Commissioning Editor for BBC Ideas, Cordelia Hebblethwaite said the film, made by Angel Sharp Media, was one of 12 in an ongoing partnership with the Royal Society.

It felt a really important topic for us to cover, and very much public service journalism. One of our aims on BBC Ideas is to get people thinking, and we have done this via a number of thought experiments where we invite people to imagine what “a world without” x/y/z would be like.

As well as academics from Imperial, Stanford, the Wellcome Trust and Trinity, the film includes a powerful testimony from Everly Macario from Chicago, talking about Simon, her 18-month-old son, who woke up one morning with a fever.

We went to the hospital, the emergency room. They said they gave him a broad-spectrum antibiotic. And then they took me to another room and they’re like, “Your son has an infection. We don’t know the source.”

We were in the ICU with like 10 doctors, and they said he wasn’t really going to make it. At that point, I knew that he was dead. I could feel it.

And that’s when we learned that Simon had contracted an antibiotic resistant bacterium, a superbug. And I had never heard of any of this.

If we fail to control antimicrobial resistance, it will have catastrophic consequences globally, leading to deaths caused from hitherto curable infections contracted for example during routine surgery, cancer treatments or something as minor as a cut to your finger.

The film cites a recent study of 494 million patient records showing that 1.27 million people died as a direct result of antibiotic resistance in 2019, and that antimicrobial resistance played a role in about five million deaths.

By 2050, 10 million people worldwide are predicted to die from complications with superbugs and resistant microbes unless effective action is taken. In 2022 the World Health Organization listed super bugs as one of the most serious threats to health.

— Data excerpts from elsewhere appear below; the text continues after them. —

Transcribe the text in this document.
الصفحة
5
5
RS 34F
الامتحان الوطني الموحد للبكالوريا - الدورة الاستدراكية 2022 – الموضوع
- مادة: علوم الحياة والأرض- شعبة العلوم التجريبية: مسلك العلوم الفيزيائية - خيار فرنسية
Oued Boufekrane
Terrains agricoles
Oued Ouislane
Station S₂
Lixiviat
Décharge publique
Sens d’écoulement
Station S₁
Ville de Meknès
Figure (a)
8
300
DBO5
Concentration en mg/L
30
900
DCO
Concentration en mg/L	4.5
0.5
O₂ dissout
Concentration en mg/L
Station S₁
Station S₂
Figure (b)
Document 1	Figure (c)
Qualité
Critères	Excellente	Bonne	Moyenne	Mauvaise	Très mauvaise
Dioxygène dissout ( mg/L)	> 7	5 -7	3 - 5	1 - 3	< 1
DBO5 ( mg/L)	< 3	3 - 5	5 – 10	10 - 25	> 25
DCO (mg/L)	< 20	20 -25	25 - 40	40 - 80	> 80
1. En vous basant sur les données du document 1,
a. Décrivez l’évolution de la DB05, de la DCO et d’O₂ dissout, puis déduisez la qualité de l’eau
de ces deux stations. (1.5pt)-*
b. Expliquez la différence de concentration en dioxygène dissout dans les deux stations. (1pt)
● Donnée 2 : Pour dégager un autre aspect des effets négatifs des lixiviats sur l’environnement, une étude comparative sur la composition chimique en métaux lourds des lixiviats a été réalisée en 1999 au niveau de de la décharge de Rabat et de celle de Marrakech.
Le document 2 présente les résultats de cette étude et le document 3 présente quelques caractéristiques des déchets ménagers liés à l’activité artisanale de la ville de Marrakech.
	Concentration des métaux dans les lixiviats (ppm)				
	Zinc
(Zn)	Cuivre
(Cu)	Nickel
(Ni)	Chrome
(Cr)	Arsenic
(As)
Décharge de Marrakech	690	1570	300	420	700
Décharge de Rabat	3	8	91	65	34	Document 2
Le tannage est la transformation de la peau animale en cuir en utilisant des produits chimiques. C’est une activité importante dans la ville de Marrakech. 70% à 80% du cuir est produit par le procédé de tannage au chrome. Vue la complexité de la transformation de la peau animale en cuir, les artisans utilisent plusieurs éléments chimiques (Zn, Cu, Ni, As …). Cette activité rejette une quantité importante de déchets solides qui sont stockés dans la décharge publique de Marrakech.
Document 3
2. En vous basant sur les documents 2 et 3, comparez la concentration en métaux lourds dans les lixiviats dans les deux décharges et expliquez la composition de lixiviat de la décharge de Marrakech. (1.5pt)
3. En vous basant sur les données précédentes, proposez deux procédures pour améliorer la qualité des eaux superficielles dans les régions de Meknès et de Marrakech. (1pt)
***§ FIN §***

The huge irony is that Sir Alexander Fleming predicted this situation more than 75 years ago, after his discovery of Penicillin, the world’s first antibiotic, for which he received the Nobel Prize in 1945. During his acceptance speech for the award, he said:

The time may come when penicillin can be bought by anyone in the shops. then there is the danger that the ignorant man may easily underdose himself, and by exposing his microbes to the non-lethal quantities of the drug, make them resistant.

Not only humans would be affected, says Dame Sally.

A world without antibiotics – I sometimes call it “the post-antibiotic apocalypse” – would impact on our food chain too, because animals would get ill, plants would get ill and die and water across the world would be contaminated. We would be in the most dreadful mess and most people would die young.

While the situation is serious, there are simple steps we can take as individuals to help combat resistance: preventing infection and the need to take antibiotics in the first place by washing hands in soap and water; and if you are prescribed antibiotics, making sure you finish the course.